聽著樓外一片喧囂,薛儔忽然放下筷子,側著臉打量著黃葭的神色。

過了許久,他躊躇著開口:“一桌子的菜,掌事為何不動筷啊?”

黃葭低頭看著桌上的一碟豬頭肉、一碟子蘆蒿炒臘肉、一碗骨頭湯、一大碗飯。

想起今晨在河口吃的那碗腐爛的陳米,一時竟有些恍惚。

薛儔見她沈默,微微一楞,有些慚愧,“倒是我安排不周了,掌事身在部院,吃這些清粥小菜實在寒酸。”

黃葭望著那桌菜,沈默不語。

她來清江浦那會兒,船工們一律吃的是包子白粥,如今來了月餘,俸祿不見,到了河口,河工們三頓喝粥,說是粥,與水也沒什麽兩樣,喝過不出半個時辰又餓了。

如今,卻連粥也沒有了。

薛儔只以為自己安排不妥當,臉色一白,“把、把這些都撤走!”

黃葭反應過來,看向他,聲音淡然,“做了飯又撤下去,豈不白費了廚子的手藝。”

“真是委屈掌事了。

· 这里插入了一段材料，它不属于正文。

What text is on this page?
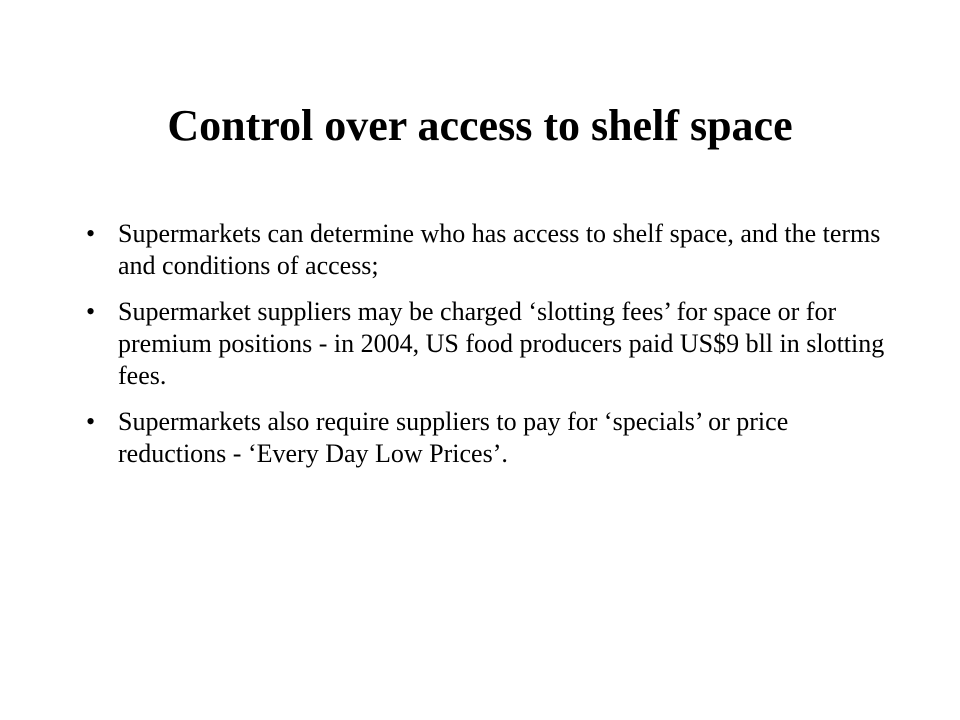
Control over access to shelf space
• Supermarkets can determine who has access to shelf space, and the terms and conditions of access;
• Supermarket suppliers may be charged ‘slotting fees’ for space or for premium positions - in 2004, US food producers paid US$9 bll in slotting fees.
• Supermarkets also require suppliers to pay for ‘specials’ or price reductions - ‘Every Day Low Prices’.
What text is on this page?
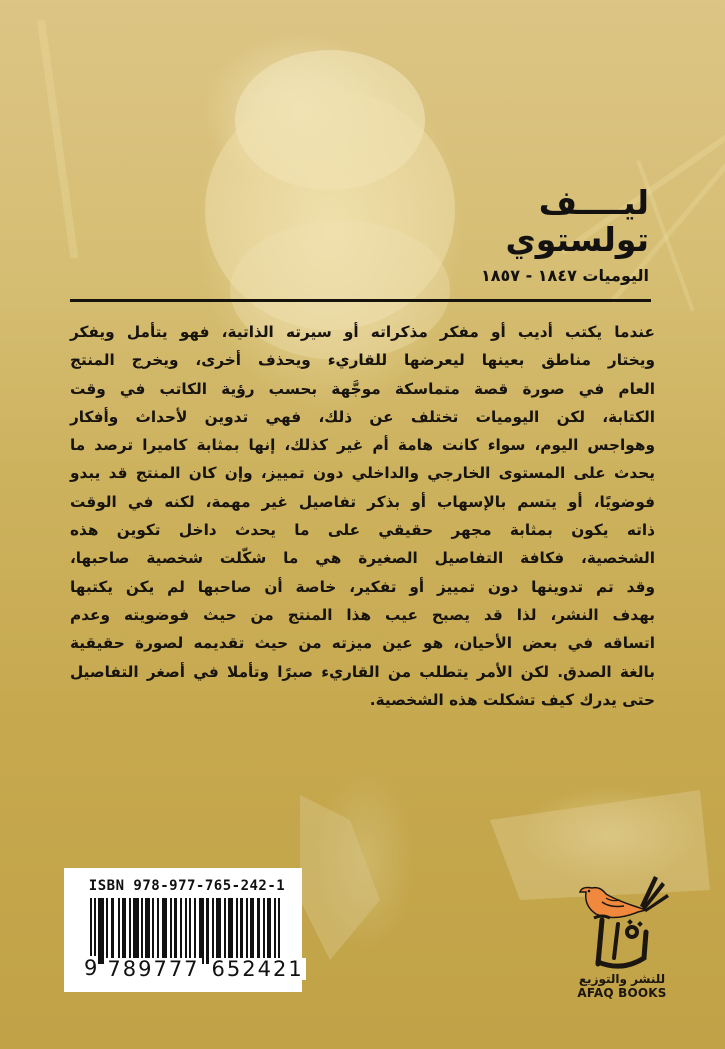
ليــــف
تولستوي
اليوميات ١٨٤٧ - ١٨٥٧
عندما يكتب أديب أو مفكر مذكراته أو سيرته الذاتية، فهو يتأمل ويفكر
ويختار مناطق بعينها ليعرضها للقاريء ويحذف أخرى، ويخرج المنتج
العام في صورة قصة متماسكة موجَّهة بحسب رؤية الكاتب في وقت
الكتابة، لكن اليوميات تختلف عن ذلك، فهي تدوين لأحداث وأفكار
وهواجس اليوم، سواء كانت هامة أم غير كذلك، إنها بمثابة كاميرا ترصد ما
يحدث على المستوى الخارجي والداخلي دون تمييز، وإن كان المنتج قد يبدو
فوضويًا، أو يتسم بالإسهاب أو بذكر تفاصيل غير مهمة، لكنه في الوقت
ذاته يكون بمثابة مجهر حقيقي على ما يحدث داخل تكوين هذه
الشخصية، فكافة التفاصيل الصغيرة هي ما شكّلت شخصية صاحبها،
وقد تم تدوينها دون تمييز أو تفكير، خاصة أن صاحبها لم يكن يكتبها
بهدف النشر، لذا قد يصبح عيب هذا المنتج من حيث فوضويته وعدم
اتساقه في بعض الأحيان، هو عين ميزته من حيث تقديمه لصورة حقيقية
بالغة الصدق. لكن الأمر يتطلب من القاريء صبرًا وتأملا في أصغر التفاصيل
حتى يدرك كيف تشكلت هذه الشخصية.
ISBN 978-977-765-242-1
9 789777 652421	للنشر والتوزيع
AFAQ BOOKS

”薛儔連連致歉。

黃葭神色黯然,捧起了碗,“今日我來是聽你說生意,吃什麽不打緊。”

薛儔點了點頭。

樓外喧鬧的曲聲與平靜的雨聲交織成一片,無端讓人心緒煩躁。

他瞥了一眼黃葭,不由地摩挲袖口,面上帶笑,“福建建寧府那批貨已經從南浦河走水路,過了浙江龍泉,就從會通河運入蘇直,我派人日夜兼程,大約不出三日必到淮安。”

說到這裏,他忽然頓了頓,眸光微動,”只不過……”

他語氣軟了許多,雙眼不禁望向黃葭。

黃葭已經吃了小半碗飯,“但說無妨。”

薛儔低下頭,“貨倒是一切安穩無虞,但是載貨的船如今卻是不夠了,我原先與西北商人做成了一筆生意,那些八百料的大船都北上運貨了,如今貨物都已經運好,但一時半會兒還到不了福建。”

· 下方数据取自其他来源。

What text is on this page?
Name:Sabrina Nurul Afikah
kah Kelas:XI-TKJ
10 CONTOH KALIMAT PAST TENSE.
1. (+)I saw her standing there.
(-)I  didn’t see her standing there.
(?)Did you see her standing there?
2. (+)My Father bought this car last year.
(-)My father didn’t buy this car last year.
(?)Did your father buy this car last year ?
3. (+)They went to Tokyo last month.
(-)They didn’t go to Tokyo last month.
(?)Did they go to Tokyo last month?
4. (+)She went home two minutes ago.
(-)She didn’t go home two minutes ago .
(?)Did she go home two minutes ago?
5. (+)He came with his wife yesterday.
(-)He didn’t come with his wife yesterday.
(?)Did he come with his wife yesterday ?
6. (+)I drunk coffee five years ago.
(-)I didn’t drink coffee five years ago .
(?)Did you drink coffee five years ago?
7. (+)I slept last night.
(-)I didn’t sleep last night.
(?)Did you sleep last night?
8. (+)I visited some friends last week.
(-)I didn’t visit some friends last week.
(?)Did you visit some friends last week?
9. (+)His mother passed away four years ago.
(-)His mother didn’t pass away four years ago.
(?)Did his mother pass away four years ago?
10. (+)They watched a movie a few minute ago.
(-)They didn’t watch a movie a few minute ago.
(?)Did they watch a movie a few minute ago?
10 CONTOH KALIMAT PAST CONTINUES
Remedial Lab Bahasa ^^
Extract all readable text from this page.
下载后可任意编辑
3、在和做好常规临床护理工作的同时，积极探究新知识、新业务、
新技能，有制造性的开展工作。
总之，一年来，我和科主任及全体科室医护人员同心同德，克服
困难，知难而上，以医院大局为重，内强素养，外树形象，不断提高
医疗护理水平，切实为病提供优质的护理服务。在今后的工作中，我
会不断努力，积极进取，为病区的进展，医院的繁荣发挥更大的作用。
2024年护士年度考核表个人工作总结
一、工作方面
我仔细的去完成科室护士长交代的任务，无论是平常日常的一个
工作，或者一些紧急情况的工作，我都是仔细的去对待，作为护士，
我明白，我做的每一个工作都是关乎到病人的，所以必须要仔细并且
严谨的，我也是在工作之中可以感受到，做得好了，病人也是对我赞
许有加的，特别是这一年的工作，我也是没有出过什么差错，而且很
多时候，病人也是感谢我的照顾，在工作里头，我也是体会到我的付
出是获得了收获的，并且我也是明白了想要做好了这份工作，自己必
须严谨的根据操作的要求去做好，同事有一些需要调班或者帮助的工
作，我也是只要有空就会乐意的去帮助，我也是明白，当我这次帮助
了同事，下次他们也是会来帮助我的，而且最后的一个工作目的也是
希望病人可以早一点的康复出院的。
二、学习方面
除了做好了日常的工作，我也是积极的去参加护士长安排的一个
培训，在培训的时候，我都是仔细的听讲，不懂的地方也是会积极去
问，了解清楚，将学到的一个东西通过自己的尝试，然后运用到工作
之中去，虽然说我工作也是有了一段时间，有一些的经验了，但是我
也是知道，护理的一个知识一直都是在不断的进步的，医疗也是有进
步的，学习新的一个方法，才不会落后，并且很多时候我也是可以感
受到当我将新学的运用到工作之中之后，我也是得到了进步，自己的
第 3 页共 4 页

說到這裏,他眸光閃爍,試探性地看向黃葭,“所以,我自作主張,找了一位浙江的商人來幫襯,他手頭的船尚且寬裕。”

黃葭疑惑地看向他,“既然事情都已經妥當,你今日來又是……”

“就是這位浙江的商人,他過去也與官衙做過生意,聽聞這清江浦如今要建船,所以也想盡一份綿薄之力。”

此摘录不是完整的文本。